ROBINSON: ...Coming back to, like, shoot a couple key Izi and Benji scenes, it kind of informed those scenes and it - just something about it changes you.

FADEL: That's so interesting. So what scenes? I'm curious now.

ROBINSON: We came back and we shot that scene where Benji finally says my mom told me.

(SOUNDBITE OF FILM, "THE KITCHEN")

ROBINSON: (As Izi) What did she say?

BANNERMAN: (As Benji) She said you never loved her, but you would have loved me.

ROBINSON: And at that point, you really know that Izi cares about this kid, and it's going to change his whole world...

FADEL: Yeah.

ROBINSON: ...If he leans into it.

FADEL: Which can be terrifying.

ROBINSON: Yeah.

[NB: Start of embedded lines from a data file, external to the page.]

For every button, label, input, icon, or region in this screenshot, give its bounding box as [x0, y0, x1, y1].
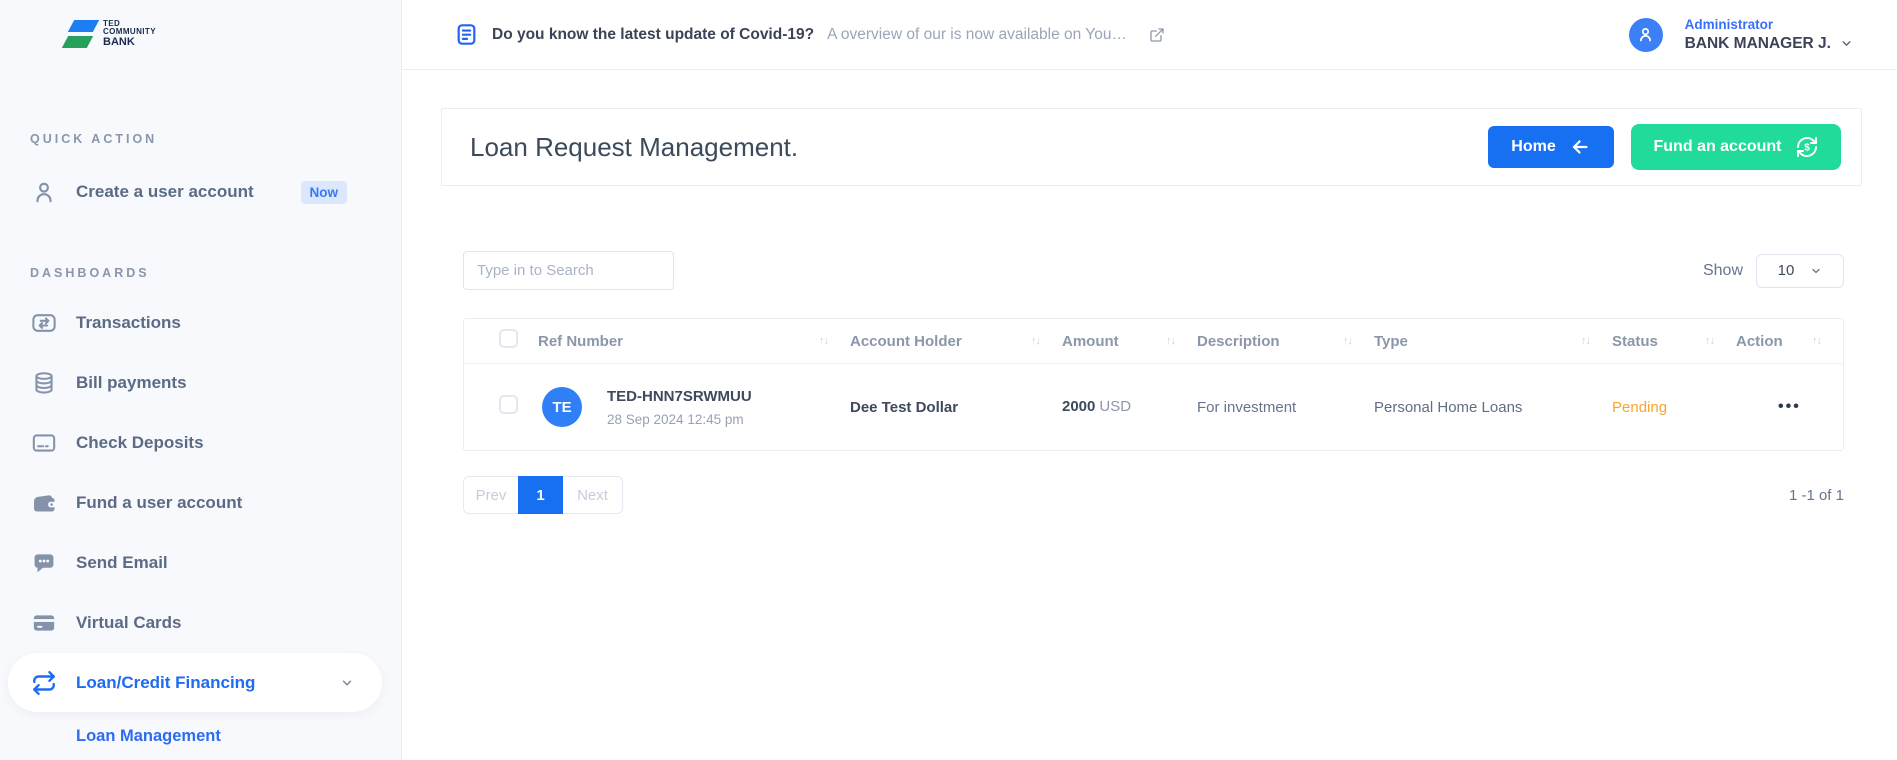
- credit-card-icon: [30, 609, 58, 637]
- amount-value: 2000: [1062, 398, 1095, 415]
- sidebar-item-loan-credit-financing[interactable]: Loan/Credit Financing: [8, 653, 382, 712]
- select-all-checkbox[interactable]: [499, 329, 518, 348]
- results-summary: 1 -1 of 1: [1789, 487, 1844, 504]
- sidebar-item-check-deposits[interactable]: Check Deposits: [0, 413, 401, 473]
- sidebar-item-label: Send Email: [76, 553, 168, 573]
- ref-date: 28 Sep 2024 12:45 pm: [607, 412, 752, 427]
- money-exchange-icon: $: [1795, 135, 1819, 159]
- alert-link-text[interactable]: A overview of our is now available on Yo…: [827, 26, 1127, 44]
- sidebar-item-fund-user-account[interactable]: Fund a user account: [0, 473, 401, 533]
- brand-logo: TED COMMUNITY BANK: [64, 18, 401, 50]
- fund-account-button[interactable]: Fund an account $: [1631, 124, 1841, 170]
- loan-type: Personal Home Loans: [1374, 399, 1612, 416]
- sidebar: TED COMMUNITY BANK QUICK ACTION Create a…: [0, 0, 402, 760]
- bank-logo-icon: [64, 19, 98, 49]
- section-dashboards: DASHBOARDS: [30, 266, 401, 280]
- header-ref-number[interactable]: Ref Number↑↓: [538, 333, 850, 350]
- loan-table-section: Show 10 Ref Number↑↓ Account Holder↑↓ Am…: [463, 251, 1844, 514]
- coins-stack-icon: [30, 369, 58, 397]
- header-account-holder[interactable]: Account Holder↑↓: [850, 333, 1062, 350]
- sidebar-item-label: Virtual Cards: [76, 613, 182, 633]
- transactions-icon: [30, 309, 58, 337]
- section-quick-action: QUICK ACTION: [30, 132, 401, 146]
- sidebar-item-label: Transactions: [76, 313, 181, 333]
- amount-currency: USD: [1099, 398, 1131, 415]
- user-outline-icon: [30, 178, 58, 206]
- account-holder: Dee Test Dollar: [850, 399, 1062, 416]
- row-avatar: TE: [542, 387, 582, 427]
- arrow-left-icon: [1569, 136, 1591, 158]
- chevron-down-icon[interactable]: [1840, 37, 1853, 50]
- chevron-down-icon[interactable]: [340, 676, 354, 690]
- home-button-label: Home: [1511, 138, 1555, 156]
- wallet-icon: [30, 489, 58, 517]
- alert-headline: Do you know the latest update of Covid-1…: [492, 26, 814, 44]
- prev-page-button[interactable]: Prev: [463, 476, 518, 514]
- user-menu[interactable]: Administrator BANK MANAGER J.: [1629, 17, 1853, 53]
- next-page-button[interactable]: Next: [563, 476, 623, 514]
- row-actions-menu[interactable]: •••: [1736, 398, 1843, 416]
- header-type[interactable]: Type↑↓: [1374, 333, 1612, 350]
- table-toolbar: Show 10: [463, 251, 1844, 290]
- sort-icon[interactable]: ↑↓: [1031, 335, 1040, 347]
- sidebar-nav: Transactions Bill payments Check Deposit…: [0, 293, 401, 746]
- page-content: Loan Request Management. Home Fund an ac…: [402, 70, 1897, 514]
- user-name: BANK MANAGER J.: [1685, 35, 1831, 53]
- user-role: Administrator: [1685, 17, 1853, 32]
- now-badge: Now: [301, 181, 348, 204]
- external-link-icon[interactable]: [1149, 27, 1165, 43]
- sidebar-item-bill-payments[interactable]: Bill payments: [0, 353, 401, 413]
- header-amount[interactable]: Amount↑↓: [1062, 333, 1197, 350]
- page-size-select[interactable]: 10: [1756, 254, 1844, 288]
- sort-icon[interactable]: ↑↓: [1812, 335, 1821, 347]
- svg-text:$: $: [1804, 143, 1810, 154]
- header-description[interactable]: Description↑↓: [1197, 333, 1374, 350]
- repeat-arrows-icon: [30, 669, 58, 697]
- sort-icon[interactable]: ↑↓: [1166, 335, 1175, 347]
- show-label: Show: [1703, 262, 1743, 280]
- sidebar-item-label: Bill payments: [76, 373, 187, 393]
- chat-bubble-icon: [30, 549, 58, 577]
- sidebar-item-label: Check Deposits: [76, 433, 204, 453]
- news-icon: [454, 22, 479, 47]
- sort-icon[interactable]: ↑↓: [1705, 335, 1714, 347]
- header-status[interactable]: Status↑↓: [1612, 333, 1736, 350]
- status-badge: Pending: [1612, 399, 1736, 416]
- page-title: Loan Request Management.: [470, 132, 798, 163]
- covid-alert: Do you know the latest update of Covid-1…: [454, 22, 1165, 47]
- chevron-down-icon: [1810, 265, 1822, 277]
- sidebar-item-send-email[interactable]: Send Email: [0, 533, 401, 593]
- page-1-button[interactable]: 1: [518, 476, 563, 514]
- sidebar-item-label: Loan/Credit Financing: [76, 673, 255, 693]
- page-header-card: Loan Request Management. Home Fund an ac…: [441, 108, 1862, 186]
- user-avatar: [1629, 18, 1663, 52]
- home-button[interactable]: Home: [1488, 126, 1614, 168]
- page-size-value: 10: [1778, 262, 1795, 279]
- table-row: TE TED-HNN7SRWMUU 28 Sep 2024 12:45 pm D…: [464, 364, 1843, 450]
- sidebar-subitem-loan-management[interactable]: Loan Management: [76, 727, 401, 746]
- sidebar-item-label: Create a user account: [76, 182, 254, 202]
- loan-description: For investment: [1197, 399, 1374, 416]
- row-checkbox[interactable]: [499, 395, 518, 414]
- brand-name: TED COMMUNITY BANK: [103, 20, 156, 48]
- top-navbar: Do you know the latest update of Covid-1…: [402, 0, 1897, 70]
- search-input[interactable]: [463, 251, 674, 290]
- sort-icon[interactable]: ↑↓: [1343, 335, 1352, 347]
- check-card-icon: [30, 429, 58, 457]
- fund-button-label: Fund an account: [1654, 138, 1782, 156]
- pagination-bar: Prev 1 Next 1 -1 of 1: [463, 476, 1844, 514]
- sort-icon[interactable]: ↑↓: [1581, 335, 1590, 347]
- sort-icon[interactable]: ↑↓: [819, 335, 828, 347]
- ref-number: TED-HNN7SRWMUU: [607, 388, 752, 405]
- loan-requests-table: Ref Number↑↓ Account Holder↑↓ Amount↑↓ D…: [463, 318, 1844, 451]
- table-header-row: Ref Number↑↓ Account Holder↑↓ Amount↑↓ D…: [464, 319, 1843, 364]
- sidebar-item-transactions[interactable]: Transactions: [0, 293, 401, 353]
- header-action[interactable]: Action↑↓: [1736, 333, 1843, 350]
- sidebar-item-virtual-cards[interactable]: Virtual Cards: [0, 593, 401, 653]
- pagination: Prev 1 Next: [463, 476, 623, 514]
- sidebar-item-label: Fund a user account: [76, 493, 242, 513]
- main-area: Do you know the latest update of Covid-1…: [402, 0, 1897, 514]
- sidebar-item-create-user-account[interactable]: Create a user account Now: [0, 164, 401, 220]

Which can be terrifying.

FADEL: Daniel, I mean, this is your directorial debut. You co-wrote this film. Why this story for your debut?

KALUUYA: Man, I really care about London being global.

FADEL: Yeah.

KALUUYA: I didn't really see the people that I saw around in my life giving narratives that are universal. What happens is, is when we have Black characters, we get constrained into the narrative of how white people perceive us. And I was like, well, that's about racism. That's not about Black people. That's not about us.

FADEL: Right.

KALUUYA: Like, racism and Blackness are not synonyms. But for whatever reason, in this world, we use it as that. And I disagree, essentially, and I want us to deal with themes that are big and broad and in the same way that I see other cultures that are big and broad. And so it was something that was worthy of the time.

FADEL: Daniel Kaluuya co-wrote and co-directed "The Kitchen." Kane Robinson stars in the film. It's on Netflix. Thank you both and congratulations.

KALUUYA: Thanks, Leila. Appreciate it.